从春节到Chūnjié,我们的jié rì记忆,都藏在拼音输入法的缝隙里
“爸爸,‘端午节’的‘午’……是哪个‘wu’啊?是w-u,还是……?”
他那支握得死紧的铅笔悬在半空,眉头拧成了一个小疙瘩,像极了我在工作上遇到难题时的样子。我凑过去,一股铅笔屑和橡皮擦混合的、独属于小学生的味道扑面而来。我指着拼音格里的“wǔ”,告诉他,只有一个u,三声,像个小小的对勾。
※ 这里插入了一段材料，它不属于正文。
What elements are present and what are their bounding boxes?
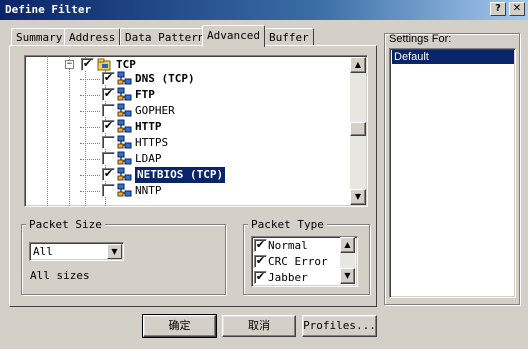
- protocol-checkbox[interactable]: [102, 136, 115, 149]
- window-title: Define Filter: [5, 3, 92, 16]
- protocol-icon: [117, 167, 132, 181]
- protocol-icon: [117, 135, 132, 149]
- protocol-icon: [117, 71, 132, 85]
- scroll-down-button[interactable]: ▼: [350, 189, 366, 205]
- tree-item-label: NETBIOS (TCP): [133, 166, 227, 184]
- tab-address[interactable]: Address: [64, 28, 121, 46]
- close-button[interactable]: ✕: [509, 2, 525, 16]
- scroll-thumb[interactable]: [350, 122, 366, 136]
- tree-item-label: GOPHER: [135, 104, 175, 117]
- crc-error-checkbox[interactable]: ✔: [254, 255, 267, 268]
- normal-checkbox[interactable]: ✔: [254, 239, 267, 252]
- tree-item-label: FTP: [135, 88, 155, 101]
- settings-item-default[interactable]: Default: [392, 50, 514, 64]
- scroll-up-button[interactable]: ▲: [340, 237, 355, 253]
- tree-guide-line: [47, 56, 48, 206]
- scroll-up-button[interactable]: ▲: [350, 57, 366, 73]
- protocol-folder-icon: [97, 58, 111, 71]
- tab-summary[interactable]: Summary: [11, 28, 68, 46]
- tree-children: ✔ DNS (TCP) ✔ FTP GOPHER ✔ HTTP HTTPS LDAP ✔ NETBI…: [60, 71, 310, 207]
- tree-item-label: NNTP: [135, 184, 162, 197]
- tree-item-label: DNS (TCP): [135, 72, 195, 85]
- packet-type-label: Jabber: [268, 271, 308, 284]
- chevron-down-icon[interactable]: ▼: [107, 244, 122, 259]
- tree-item-label: HTTP: [135, 120, 162, 133]
- tree-branch-line: [80, 175, 100, 176]
- tree-branch-line: [80, 95, 100, 96]
- packet-size-title: Packet Size: [26, 218, 105, 231]
- packet-size-value: All: [33, 245, 53, 258]
- tree-branch-line: [80, 159, 100, 160]
- tree-branch-line: [80, 127, 100, 128]
- packet-size-select[interactable]: All ▼: [29, 242, 124, 261]
- protocol-icon: [117, 103, 132, 117]
- settings-title: Settings For:: [389, 33, 452, 45]
- protocol-checkbox[interactable]: ✔: [102, 72, 115, 85]
- title-bar[interactable]: Define Filter ? ✕: [0, 0, 528, 20]
- protocol-checkbox[interactable]: [102, 152, 115, 165]
- packet-type-scrollbar[interactable]: ▲ ▼: [340, 237, 355, 284]
- tree-branch-line: [80, 191, 100, 192]
- settings-list[interactable]: Default: [389, 48, 516, 298]
- packet-size-description: All sizes: [30, 269, 90, 282]
- profiles-button[interactable]: Profiles...: [302, 315, 377, 337]
- tcp-checkbox[interactable]: ✔: [81, 58, 94, 71]
- jabber-checkbox[interactable]: ✔: [254, 271, 267, 284]
- packet-type-title: Packet Type: [248, 218, 327, 231]
- protocol-checkbox[interactable]: ✔: [102, 88, 115, 101]
- packet-type-label: Normal: [268, 239, 308, 252]
- cancel-button[interactable]: 取消: [222, 315, 296, 337]
- protocol-icon: [117, 183, 132, 197]
- tree-branch-line: [80, 143, 100, 144]
- protocol-checkbox[interactable]: [102, 184, 115, 197]
- protocol-icon: [117, 87, 132, 101]
- tree-item-label: HTTPS: [135, 136, 169, 149]
- ok-button[interactable]: 确定: [142, 314, 217, 338]
- tree-branch-line: [80, 111, 100, 112]
- tab-advanced[interactable]: Advanced: [202, 25, 265, 47]
- tree-scrollbar[interactable]: ▲ ▼: [350, 57, 366, 205]
- protocol-icon: [117, 151, 132, 165]
- packet-type-list[interactable]: ✔ Normal ✔ CRC Error ✔ Jabber ▲ ▼: [251, 236, 358, 287]
- protocol-checkbox[interactable]: ✔: [102, 168, 115, 181]
- help-button[interactable]: ?: [490, 2, 506, 16]
- protocol-checkbox[interactable]: [102, 104, 115, 117]
- tree-branch-line: [80, 79, 100, 80]
- tab-data-pattern[interactable]: Data Pattern: [120, 28, 210, 46]
- tree-item-label: LDAP: [135, 152, 162, 165]
- scroll-down-button[interactable]: ▼: [340, 268, 355, 284]
- protocol-checkbox[interactable]: ✔: [102, 120, 115, 133]
- packet-type-label: CRC Error: [268, 255, 328, 268]
- collapse-expander-icon[interactable]: −: [65, 60, 74, 69]
- tab-buffer[interactable]: Buffer: [264, 28, 314, 46]
- protocol-icon: [117, 119, 132, 133]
他似懂非懂地点点头,嘴里念念有词地重复着“d-u-ā-n, w-ǔ, j-i-é”,然后一笔一划地,把这串冰冷的音节,笨拙地翻译成汉字。
就在那一瞬间,我突然有点恍惚。
端午。
我的端午,可从来不是从拼音开始的。我的端午,是从外婆手里那股子浓得化不开的糯米与箬叶的香气里钻出来的。是清晨五点就被拽起来,睡眼惺忪地看着大人们把艾草菖蒲挂在门楣上,神神秘秘地说可以“辟邪”。是手腕上被系上五彩线,被告诫在第一场夏雨到来前绝对不能摘下,否则……否则会怎样?谁也说不清,但那种带着一丝敬畏的神秘感,就这么牢牢地刻在了童年的记忆深处。
那会儿,我们哪里知道什么pinyin。我们只认得“端午节”那几个方方正正的字,它们出现在日历上,出现在黑板报上,出现在街坊邻居的祝福里。它是一个完整的、有血有肉的符号,一个充满了特定气味、特定口感、特定仪式的集合体。
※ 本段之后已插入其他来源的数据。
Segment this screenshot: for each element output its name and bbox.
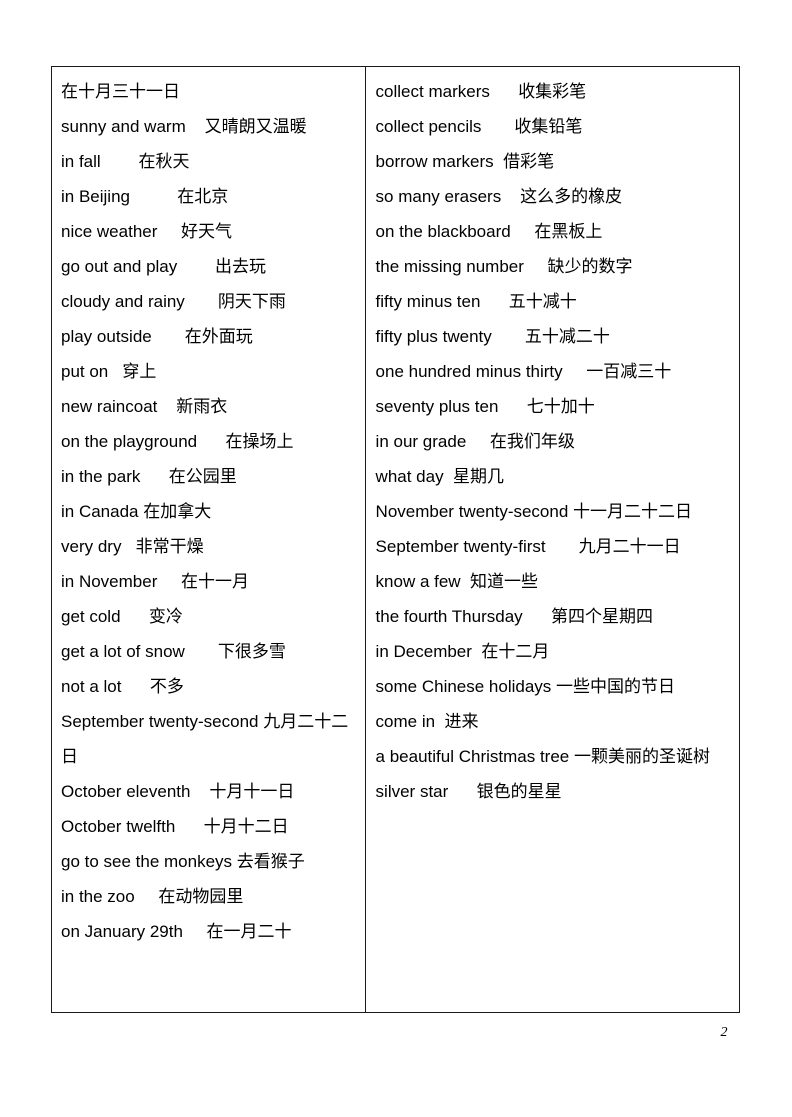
vocabulary-entry: one hundred minus thirty 一百减三十	[375, 362, 672, 381]
vocabulary-entry: cloudy and rainy 阴天下雨	[61, 292, 286, 311]
vocabulary-entry: what day 星期几	[375, 467, 505, 486]
vocabulary-entry: the missing number 缺少的数字	[375, 257, 633, 276]
vocabulary-entry: November twenty-second 十一月二十二日	[375, 502, 693, 521]
vocabulary-entry: in the zoo 在动物园里	[61, 887, 244, 906]
vocabulary-entry: some Chinese holidays 一些中国的节日	[375, 677, 676, 696]
vocabulary-entry: borrow markers 借彩笔	[375, 152, 555, 171]
vocabulary-entry: in our grade 在我们年级	[375, 432, 575, 451]
vocabulary-entry: very dry 非常干燥	[61, 537, 204, 556]
vocabulary-entry: sunny and warm 又晴朗又温暖	[61, 117, 307, 136]
vocabulary-table: 在十月三十一日 sunny and warm 又晴朗又温暖 in fall 在秋天 i…	[51, 66, 740, 1013]
vocabulary-entry: in the park 在公园里	[61, 467, 237, 486]
vocabulary-entry: know a few 知道一些	[375, 572, 539, 591]
vocabulary-entry: get cold 变冷	[61, 607, 183, 626]
vocabulary-entry: September twenty-first 九月二十一日	[375, 537, 681, 556]
vocabulary-entry: the fourth Thursday 第四个星期四	[375, 607, 653, 626]
vocabulary-entry: nice weather 好天气	[61, 222, 233, 241]
vocabulary-entry: come in 进来	[375, 712, 479, 731]
vocabulary-entry: on January 29th 在一月二十	[61, 922, 292, 941]
vocabulary-entry: a beautiful Christmas tree 一颗美丽的圣诞树	[375, 747, 710, 766]
vocabulary-entry: September twenty-second 九月二十二日	[61, 712, 349, 766]
page-number: 2	[720, 1025, 728, 1040]
vocabulary-entry: in fall 在秋天	[61, 152, 190, 171]
vocabulary-entry: go out and play 出去玩	[61, 257, 267, 276]
vocabulary-entry: on the blackboard 在黑板上	[375, 222, 603, 241]
vocabulary-entry: fifty plus twenty 五十减二十	[375, 327, 610, 346]
vocabulary-entry: new raincoat 新雨衣	[61, 397, 228, 416]
vocabulary-entry: collect pencils 收集铅笔	[375, 117, 583, 136]
vocabulary-entry: collect markers 收集彩笔	[375, 82, 587, 101]
vocabulary-entry: October eleventh 十月十一日	[61, 782, 295, 801]
vocabulary-column-right: collect markers 收集彩笔 collect pencils 收集铅笔…	[366, 67, 739, 1012]
vocabulary-entry: get a lot of snow 下很多雪	[61, 642, 286, 661]
vocabulary-entry: play outside 在外面玩	[61, 327, 253, 346]
vocabulary-entry: not a lot 不多	[61, 677, 184, 696]
vocabulary-entry: seventy plus ten 七十加十	[375, 397, 595, 416]
vocabulary-entry: in November 在十一月	[61, 572, 249, 591]
vocabulary-entry: so many erasers 这么多的橡皮	[375, 187, 623, 206]
vocabulary-entry: on the playground 在操场上	[61, 432, 294, 451]
document-page: 在十月三十一日 sunny and warm 又晴朗又温暖 in fall 在秋天 i…	[0, 0, 792, 1117]
vocabulary-entry: in Canada 在加拿大	[61, 502, 212, 521]
vocabulary-entry: put on 穿上	[61, 362, 157, 381]
vocabulary-entry: 在十月三十一日	[61, 82, 180, 101]
vocabulary-entry: in December 在十二月	[375, 642, 550, 661]
vocabulary-entry: October twelfth 十月十二日	[61, 817, 289, 836]
vocabulary-entry: silver star 银色的星星	[375, 782, 562, 801]
vocabulary-entry: go to see the monkeys 去看猴子	[61, 852, 305, 871]
vocabulary-entry: fifty minus ten 五十减十	[375, 292, 577, 311]
vocabulary-column-left: 在十月三十一日 sunny and warm 又晴朗又温暖 in fall 在秋天 i…	[52, 67, 366, 1012]
vocabulary-entry: in Beijing 在北京	[61, 187, 229, 206]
可现在,对于我儿子这一代来说,一个jié rì(节日)的起点,竟然是一串需要精确拼读的拉丁字母。
Chūnjié,春节。
Qīngmíngjié,清明节。
Zhōngqiūjié,中秋节。
他们通过键盘,在微信里敲出“gōng xǐ fā cái”,速度飞快,甚至比手写“恭喜发财”还要熟练。那些复杂的笔画,那些横竖撇捺顿构成的、充满了东方哲学与美感的方块字,被简化成了一连串的音节组合。按下空格,手机算法聪明地替你选出最常用的那个词。方便,太方便了。
可我总觉得,这方便里,好像漏掉了一点什么。
就像“春节”,Chūnjié。这个拼音读出来,响亮,干脆。但汉字“春”里头,藏着草木生发、万物复苏的无尽生机;“节”这个字,像一截竹子,是一段时光的节点,一个需要停下来、回顾与展望的庄重时刻。这些意象,这些流淌在字形里的文化血脉,在“Chūnjié”这串声音符号里,被稀释了,变得扁平。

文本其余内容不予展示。